Le gouvernement japonais a commencé une analyse en profondeur des causes de l’accident, en créant une "Commission d’enquête et de vérification" sur Fukushima. Le Japon continuera de partager avec la communauté internationale les enseignements tirés de cet accident avec un maximum de transparence et apportera une contribution prépondérante dans les discussions sur la sûreté nucléaire mondiale. Le Japon, conjointement avec la Communauté internationale, réalisera une "reconstruction ouverte" tournée vers l’avenir de manière à pouvoir rendre les bienfaits dont il a bénéficié. Lors de la présente épreuve, les gens à travers le monde ont montré les images de Japonais s’entraidant et faisant leur possible pour reprendre le dessus. Un tel comportement peut être interprété comme l’expression de cet esprit de "coexistence" que les Japonais entretiennent de génération en génération.

L’évolution humaine se fait à travers la compétition, et sa perpétuation dépend de sa capacité à coexister.
Une de ses formes est la "coexistence entre les individus". Le concept de sécurité humaine dont le Japon est défenseur sur la scène internationale, est un reflet de cet état d’esprit cultivé par les Japonais. Une autre forme est celle de la "coexistence entre les nations". L’une des missions de la diplomatie japonaise qui a contribué à la paix et au développement de son pays d’aujourd’hui par la coopération internationale, est d’encourager une coexistence harmonieuse entre les nations par la promotion des échanges internationaux dans les domaines politique, sécuritaire et économique. Enfin, la "coexistence de l’homme avec la nature" est indispensable. Fort des enseignements tirés du grand séisme de l’Est du Japon et de l’accident de la centrale de Fukushima, le Japon s’est décidé à prendre l’initiative lors des discussions internationales sur le renforcement de la sûreté nucléaire et la politique environnementale, en plus de répondre aux catastrophes naturelles de grande ampleur.

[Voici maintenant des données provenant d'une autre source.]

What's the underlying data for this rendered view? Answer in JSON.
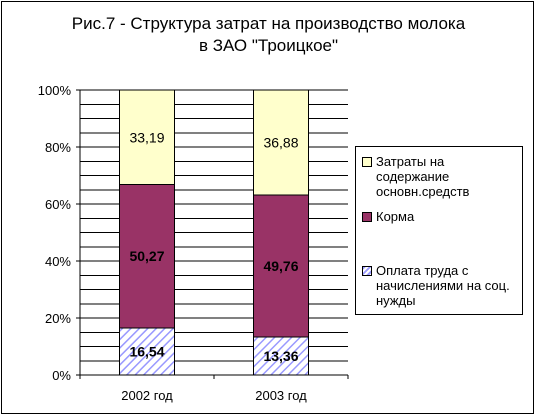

S. : Le 17 juillet dernier, l’Equipe nationale féminine de football du Japon remportait la Coupe du monde de cette catégorie. Cela témoigne t-il d’un Japon qui gagne malgré les difficultés ?

T.S. : Tout de suite après cette victoire, j’ai reçu beaucoup de messages téléphoniques et électroniques de félicitation et d’admiration pour l’équipe du Japon. J’ai été très touché par cette solidarité exprimée par mes amis burkinabè et par mes collègues diplomates. Cette victoire a vraiment encouragé et réconforté les sinistrés du séisme et de l’accident de la centrale nucléaire, mais aussi la population entière du Japon.

L’équipe nationale féminine de football du Japon s’appelle la Nadeshiko Japon. La Nadeshiko, qui signifie en japonais les fleurs de l’œillet, est un pronom symbolique pour désigner des femmes pudiques japonaises. C’est également un symbole de souplesse et d’endurance. La victoire de cette équipe nous a témoigné qu’on pourrait surmonter les difficultés avec souplesse et endurance

S. : Quelles sont les perspectives de coopération avec le Burkina ?

T.S. : Vu la situation nationale récente, je pense qu’il est nécessaire de réaliser la coopération dans la formation professionnelle des jeunes et également dans la promotion des investissements privés pour créer des emplois, en plus des domaines prioritaires existants. Dans cette optique, nous avons construit le Centre de formation d’apprentissage pour les femmes vivant avec le VIH/Sida à Banfora l’année dernière.

Par ailleurs, la question des changements climatiques constituant un défi urgent pour tous les pays d’Afrique, le Japon pourrait renforcer le partenariat avec le Burkina Faso dans le cadre de la lutte contre le réchauffement global. De plus, des initiatives seront encouragées pour promouvoir les échanges culturels et commerciaux entre nos deux pays.